My phone was telling us we’d missed the spot–an unnamed parking lot off California’s Highway 9 from which we’d begin our hike–and needed to turn around. We were searching not for the Biblical paradise but for a Santa Cruz swimming hole of the same name. I’d been before, but my road-trip companions (Vivek and Neehaar, fellow Yalies in the Bay Area for summer internships) had not. The three of us were friends from FOOT and thus prided ourselves on our supposed ability to not miss turns in the woods, so it was with some humiliation that we pulled into a turnout in front of a small building and prepared to about-face.

Then we saw the sign: BIGFOOT DISCOVERY MUSEUM.

We were in the middle of nowhere, a bucolic stretch of the Santa Cruz mountains, where the heavy shading of the redwoods casts the landscape in a perpetual late-afternoon. To spontaneously enter the Bigfoot Museum on a day at the tail end of June seemed like something the clever and slightly-damaged protagonists of a John Green novel might do, and was thus, at least to me, appealing. I was already hoping that the museum’s proprietor might have a handsome son who was studying cryptoprimatology (a word I later learned from the internet) as an amusing pastime, and that I could fall in love with him.

That was not the case. The museum was tiny, consisting of two rooms. It was so dusty and bizarre in the first room–think plaster skulls, maps on the walls, an ancient, blank-screened Apple computer displayed quite prominently–that Vivek’s brightly-colored Jamba Juice looked like a souvenir from a different world.
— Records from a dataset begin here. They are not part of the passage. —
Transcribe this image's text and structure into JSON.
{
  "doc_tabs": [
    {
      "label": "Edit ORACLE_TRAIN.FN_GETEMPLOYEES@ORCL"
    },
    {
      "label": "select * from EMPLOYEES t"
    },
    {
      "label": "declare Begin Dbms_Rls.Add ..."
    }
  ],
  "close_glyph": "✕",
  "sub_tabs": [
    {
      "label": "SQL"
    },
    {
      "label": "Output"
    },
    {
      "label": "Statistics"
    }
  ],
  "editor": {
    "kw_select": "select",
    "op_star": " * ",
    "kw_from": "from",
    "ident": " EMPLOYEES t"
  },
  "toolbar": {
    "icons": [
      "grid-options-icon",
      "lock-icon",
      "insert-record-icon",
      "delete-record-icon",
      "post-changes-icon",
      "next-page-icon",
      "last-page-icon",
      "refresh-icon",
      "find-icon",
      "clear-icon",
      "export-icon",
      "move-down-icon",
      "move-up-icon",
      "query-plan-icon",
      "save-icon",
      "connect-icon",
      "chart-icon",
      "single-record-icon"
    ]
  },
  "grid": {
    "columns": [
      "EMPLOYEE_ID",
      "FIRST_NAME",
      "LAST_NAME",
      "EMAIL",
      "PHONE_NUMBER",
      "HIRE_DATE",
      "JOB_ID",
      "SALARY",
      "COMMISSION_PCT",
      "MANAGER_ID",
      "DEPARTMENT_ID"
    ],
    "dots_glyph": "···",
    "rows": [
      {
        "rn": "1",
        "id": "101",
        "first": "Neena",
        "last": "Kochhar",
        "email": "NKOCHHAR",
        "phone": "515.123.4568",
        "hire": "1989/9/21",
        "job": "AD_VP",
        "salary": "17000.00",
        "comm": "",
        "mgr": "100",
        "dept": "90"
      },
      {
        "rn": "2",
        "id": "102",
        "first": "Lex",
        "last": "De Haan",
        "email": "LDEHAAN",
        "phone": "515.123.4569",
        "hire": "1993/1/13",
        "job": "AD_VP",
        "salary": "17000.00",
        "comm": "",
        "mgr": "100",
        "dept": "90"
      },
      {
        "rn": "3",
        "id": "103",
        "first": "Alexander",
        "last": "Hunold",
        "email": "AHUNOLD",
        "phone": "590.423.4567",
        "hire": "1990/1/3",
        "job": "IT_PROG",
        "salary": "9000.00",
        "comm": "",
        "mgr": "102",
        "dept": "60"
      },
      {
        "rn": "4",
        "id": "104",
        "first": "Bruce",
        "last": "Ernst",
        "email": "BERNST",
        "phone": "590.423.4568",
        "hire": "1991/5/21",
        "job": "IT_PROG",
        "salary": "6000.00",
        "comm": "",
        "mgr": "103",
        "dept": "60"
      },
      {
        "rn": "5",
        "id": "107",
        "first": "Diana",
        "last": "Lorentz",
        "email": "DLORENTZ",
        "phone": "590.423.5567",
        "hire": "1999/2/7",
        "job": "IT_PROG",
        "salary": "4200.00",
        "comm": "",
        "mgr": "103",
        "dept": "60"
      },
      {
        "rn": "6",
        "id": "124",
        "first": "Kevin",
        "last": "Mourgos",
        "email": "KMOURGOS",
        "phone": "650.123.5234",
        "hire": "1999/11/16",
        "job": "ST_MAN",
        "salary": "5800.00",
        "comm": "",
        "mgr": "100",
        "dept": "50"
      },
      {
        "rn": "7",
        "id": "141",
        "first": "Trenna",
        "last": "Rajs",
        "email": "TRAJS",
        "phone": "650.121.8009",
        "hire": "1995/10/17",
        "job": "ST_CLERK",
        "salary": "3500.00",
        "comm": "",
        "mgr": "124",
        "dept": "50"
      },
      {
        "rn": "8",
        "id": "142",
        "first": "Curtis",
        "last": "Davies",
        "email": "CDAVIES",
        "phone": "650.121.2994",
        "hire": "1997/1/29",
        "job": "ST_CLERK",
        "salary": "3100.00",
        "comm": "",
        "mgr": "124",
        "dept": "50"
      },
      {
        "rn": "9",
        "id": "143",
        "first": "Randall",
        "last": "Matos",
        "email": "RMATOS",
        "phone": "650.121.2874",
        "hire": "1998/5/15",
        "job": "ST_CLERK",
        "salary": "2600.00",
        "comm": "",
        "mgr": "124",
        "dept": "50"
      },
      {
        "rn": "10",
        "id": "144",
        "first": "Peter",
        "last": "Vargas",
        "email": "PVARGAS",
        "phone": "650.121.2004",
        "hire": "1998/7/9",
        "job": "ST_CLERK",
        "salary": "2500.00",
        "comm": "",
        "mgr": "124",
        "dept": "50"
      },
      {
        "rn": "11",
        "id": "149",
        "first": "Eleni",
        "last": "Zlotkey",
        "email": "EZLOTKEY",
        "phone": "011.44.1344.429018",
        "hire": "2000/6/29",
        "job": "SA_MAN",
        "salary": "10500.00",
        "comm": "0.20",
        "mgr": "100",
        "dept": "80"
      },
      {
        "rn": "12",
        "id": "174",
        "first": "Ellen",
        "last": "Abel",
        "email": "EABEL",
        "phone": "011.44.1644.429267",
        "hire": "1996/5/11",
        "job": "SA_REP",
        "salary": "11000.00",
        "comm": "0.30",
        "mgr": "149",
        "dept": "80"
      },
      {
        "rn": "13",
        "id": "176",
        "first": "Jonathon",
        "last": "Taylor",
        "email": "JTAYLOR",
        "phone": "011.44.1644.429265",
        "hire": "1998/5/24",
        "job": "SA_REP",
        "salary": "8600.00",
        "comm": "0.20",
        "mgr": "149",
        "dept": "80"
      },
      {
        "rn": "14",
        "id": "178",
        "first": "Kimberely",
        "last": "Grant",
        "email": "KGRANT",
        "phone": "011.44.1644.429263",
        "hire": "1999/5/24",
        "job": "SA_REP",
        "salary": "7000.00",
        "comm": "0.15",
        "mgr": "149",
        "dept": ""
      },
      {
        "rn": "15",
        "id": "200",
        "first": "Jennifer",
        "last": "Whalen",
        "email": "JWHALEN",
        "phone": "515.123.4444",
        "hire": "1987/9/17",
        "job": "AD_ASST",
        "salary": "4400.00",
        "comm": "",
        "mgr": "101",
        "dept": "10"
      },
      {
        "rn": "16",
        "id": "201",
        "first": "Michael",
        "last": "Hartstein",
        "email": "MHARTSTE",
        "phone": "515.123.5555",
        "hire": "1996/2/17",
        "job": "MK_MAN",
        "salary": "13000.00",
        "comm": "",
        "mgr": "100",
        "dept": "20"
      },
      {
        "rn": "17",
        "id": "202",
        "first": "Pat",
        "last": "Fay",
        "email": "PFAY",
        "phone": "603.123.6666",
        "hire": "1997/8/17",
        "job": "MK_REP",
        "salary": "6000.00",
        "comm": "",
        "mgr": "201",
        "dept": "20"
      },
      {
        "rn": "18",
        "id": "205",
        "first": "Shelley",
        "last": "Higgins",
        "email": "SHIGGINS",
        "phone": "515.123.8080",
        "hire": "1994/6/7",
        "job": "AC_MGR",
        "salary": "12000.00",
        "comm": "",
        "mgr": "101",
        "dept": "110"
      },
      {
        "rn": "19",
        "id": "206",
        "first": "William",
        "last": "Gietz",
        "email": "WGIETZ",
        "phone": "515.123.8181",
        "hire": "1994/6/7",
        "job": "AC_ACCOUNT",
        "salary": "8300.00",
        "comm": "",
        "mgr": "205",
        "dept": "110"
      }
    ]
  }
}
In the second room, a man was sitting behind a desk so tall that only his head was visible. Imagine the owner of a Bigfoot museum and you’ve probably reached a remarkably-close approximation of Mike: he looked like a woodsy George R.R. Martin, with an impressive white beard and felt hat that was adorned with various mysterious pins. 

It was Vivek who broke the silence, asking, “So, do you know much about bigfoot?”

In light of every single wall being covered with bigfoot memorabilia and the giant stuffed bigfoot looming just behind Mike, it’s not surprising that he answered in a slightly snarky tone. “Well, I’ve been doing this for fifteen years.”

Mike clearly didn’t think we looked like the kind of people who were going to respect his beliefs. His wariness was palpable. But then Neehaar, an environmental studies major, asked him if he “did much field research.” This question, clearly asked from one ecologist to another, changed something. Mike started telling us about his work–the tour groups he used to take out (now too difficult to “insure”), the stories he could tell for a small fee around a campfire. Later, I would learn that Mike had loved bigfoot since his youth. As an undergrad at Stanford, he had written a paper about the “Abominable Snowman Question,” for which his professor, after promising a young Mike he would fail him if he wrote on the topic, had begrudgingly awarded him a C. Mike kept referring to bigfoot as “they,” which I found confusing because I had thought that Bigfoot was a single cryptid. Wrong–they are a species, and the plural is bigfooi.

We didn’t stay at the Bigfoot Museum for long, but we talked about it throughout our hike to the swimming hole. We ate peanut butter pretzels and fresh berries and watched people braver than us launch themselves backwards off a slowly disintegrating rope swing. Soon, we’d return to reality–Vivek and Neehaar to their startups, and me to my day camp–but for now we were happy, if only briefly, to stay in the fantasy.